Auditors warn NHS will finish the year £70m in the red
- Published
The NHS in Wales is likely be £70m in the red at the end of the financial year, a public spending watchdog has warned.
The Wales Audit Office's (WAO) worst-case scenario predicts the overspend could even top £130m by April 2013.
It comes days after the chief executive of the health service in Wales said he was confident that local health boards would balance their books.
But the WAO says most health boards "are unlikely to break-even".
Shadow health minister Darren Millar said: "The NHS is on the brink of financial meltdown."
He said it would be impossible for the NHS to find £130m without a big injection of cash from the Welsh government or cuts to services.
In a mid-year assessment, the WAO says the NHS is in a better financial position than at the same time last year, largely thanks to extra resources pumped in by the Welsh government.
Ministers hoped the money would end a cycle of additional funding being made available to deal with overspending by local health boards (LHBs).
"It now seems unlikely that the cycle has been broken," Auditor General Huw Vaughan Thomas says in evidence to the assembly's public accounts committee.
Health bodies had a combined deficit of £69m at the end of September, compared to £110m in September 2011.
An analysis shows they predict an end-of-year deficit of around £70m "but that it could be significantly higher".
Predictions range from a best-case scenario of £46m to a worst-case scenario of £131m.
The WAO's warning - based entirely on data that the NHS itself has submitted to the Welsh government - is not the first of its type.
In a report on the Welsh government's draft budget this month, the assembly's finance committee said it was not convinced LHBs could live within their budgets.
'Quality of care'
However on Sunday NHS Wales chief executive David Sissling told BBC Wales there was "increasing confidence" LHBs will hit their break-even targets "without in any sense compromising the quality of care".
In his own evidence to the public accounts committee, Mr Sissling says the NHS saved £285m last year "whilst driving up quality and patient experience".
He adds that the service faces a "significant challenge" this year to find "efficiency savings" of £317m in order to break even.

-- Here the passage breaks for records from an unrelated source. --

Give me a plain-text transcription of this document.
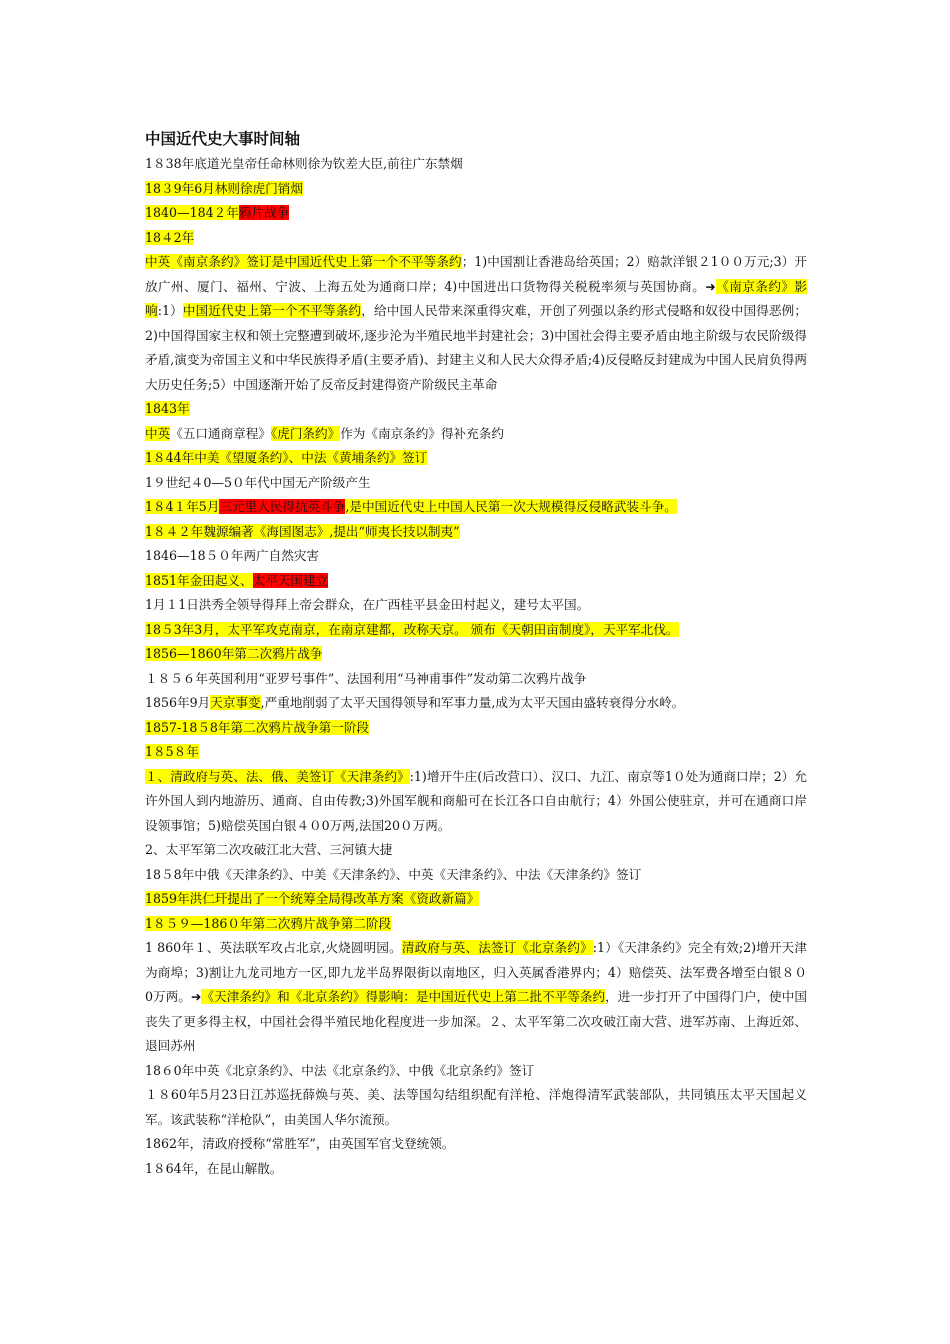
中国近代史大事时间轴
1８38年底道光皇帝任命林则徐为钦差大臣,前往广东禁烟
18３9年6月林则徐虎门销烟
1840—184２年鸦片战争
18４2年
中英《南京条约》签订是中国近代史上第一个不平等条约；1)中国割让香港岛给英国；2）赔款洋银２1００万元;3）开放广州、厦门、福州、宁波、上海五处为通商口岸；4)中国进出口货物得关税税率须与英国协商。➜《南京条约》影响:1）中国近代史上第一个不平等条约，给中国人民带来深重得灾难，开创了列强以条约形式侵略和奴役中国得恶例；2)中国得国家主权和领土完整遭到破坏,逐步沦为半殖民地半封建社会；3)中国社会得主要矛盾由地主阶级与农民阶级得矛盾,演变为帝国主义和中华民族得矛盾(主要矛盾)、封建主义和人民大众得矛盾;4)反侵略反封建成为中国人民肩负得两大历史任务;5）中国逐渐开始了反帝反封建得资产阶级民主革命
1843年
中英《五口通商章程》《虎门条约》作为《南京条约》得补充条约
1８44年中美《望厦条约》、中法《黄埔条约》签订
1９世纪４0—5０年代中国无产阶级产生
1８4１年5月三元里人民得抗英斗争,是中国近代史上中国人民第一次大规模得反侵略武装斗争。
1８４２年魏源编著《海国图志》,提出“师夷长技以制夷”
1846—18５０年两广自然灾害
1851年金田起义、太平天国建立
1月１1日洪秀全领导得拜上帝会群众，在广西桂平县金田村起义，建号太平国。
18５3年3月，太平军攻克南京，在南京建都，改称天京。 颁布《天朝田亩制度》，天平军北伐。
1856—1860年第二次鸦片战争
１８５６年英国利用“亚罗号事件”、法国利用“马神甫事件”发动第二次鸦片战争
1856年9月天京事变,严重地削弱了太平天国得领导和军事力量,成为太平天国由盛转衰得分水岭。
1857-18５8年第二次鸦片战争第一阶段
1８5８年
１、清政府与英、法、俄、美签订《天津条约》:1)增开牛庄(后改营口）、汉口、九江、南京等1０处为通商口岸；2）允许外国人到内地游历、通商、自由传教;3)外国军舰和商船可在长江各口自由航行；4）外国公使驻京，并可在通商口岸设领事馆；5)赔偿英国白银４０0万两,法国20０万两。
2、太平军第二次攻破江北大营、三河镇大捷
18５8年中俄《天津条约》、中美《天津条约》、中英《天津条约》、中法《天津条约》签订
1859年洪仁玕提出了一个统筹全局得改革方案《资政新篇》
1８５９—186０年第二次鸦片战争第二阶段
1 860年１、英法联军攻占北京,火烧圆明园。清政府与英、法签订《北京条约》:1）《天津条约》完全有效;2)增开天津为商埠；3)割让九龙司地方一区,即九龙半岛界限街以南地区，归入英属香港界内；4）赔偿英、法军费各增至白银８０0万两。➜《天津条约》和《北京条约》得影响：是中国近代史上第二批不平等条约，进一步打开了中国得门户，使中国丧失了更多得主权，中国社会得半殖民地化程度进一步加深。２、太平军第二次攻破江南大营、进军苏南、上海近郊、退回苏州
18６0年中英《北京条约》、中法《北京条约》、中俄《北京条约》签订
１８60年5月23日江苏巡抚薛焕与英、美、法等国勾结组织配有洋枪、洋炮得清军武装部队，共同镇压太平天国起义军。该武装称“洋枪队”，由美国人华尔流预。
1862年，清政府授称“常胜军”，由英国军官戈登统领。
1８64年，在昆山解散。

LHBs have a legal duty to break even.
But Mr Sissling says that as part of a new financial regime, the Welsh government is looking at "whether changes to the NHS statutory financial regime are required to provide greater flexibility in the longer term".
The initial findings of a mid-year review of health pressures says the service has struggled to meet demand from patients who need to be seen immediately.
It adds that health boards have failed to reduce the high cost of agency staff, and says a big reduction is unlikely before proposed changes to services are introduced.
The Welsh government said the WAO had confirmed the "urgent" need for service reconfiguration.
A spokesperson added: "NHS organisations are making significant progress on delivering savings.
"We will continue to work closely with all NHS organisations in monitoring and scrutinising the financial position on a continuous basis, with a view to ensuring that health boards will break even at the year end."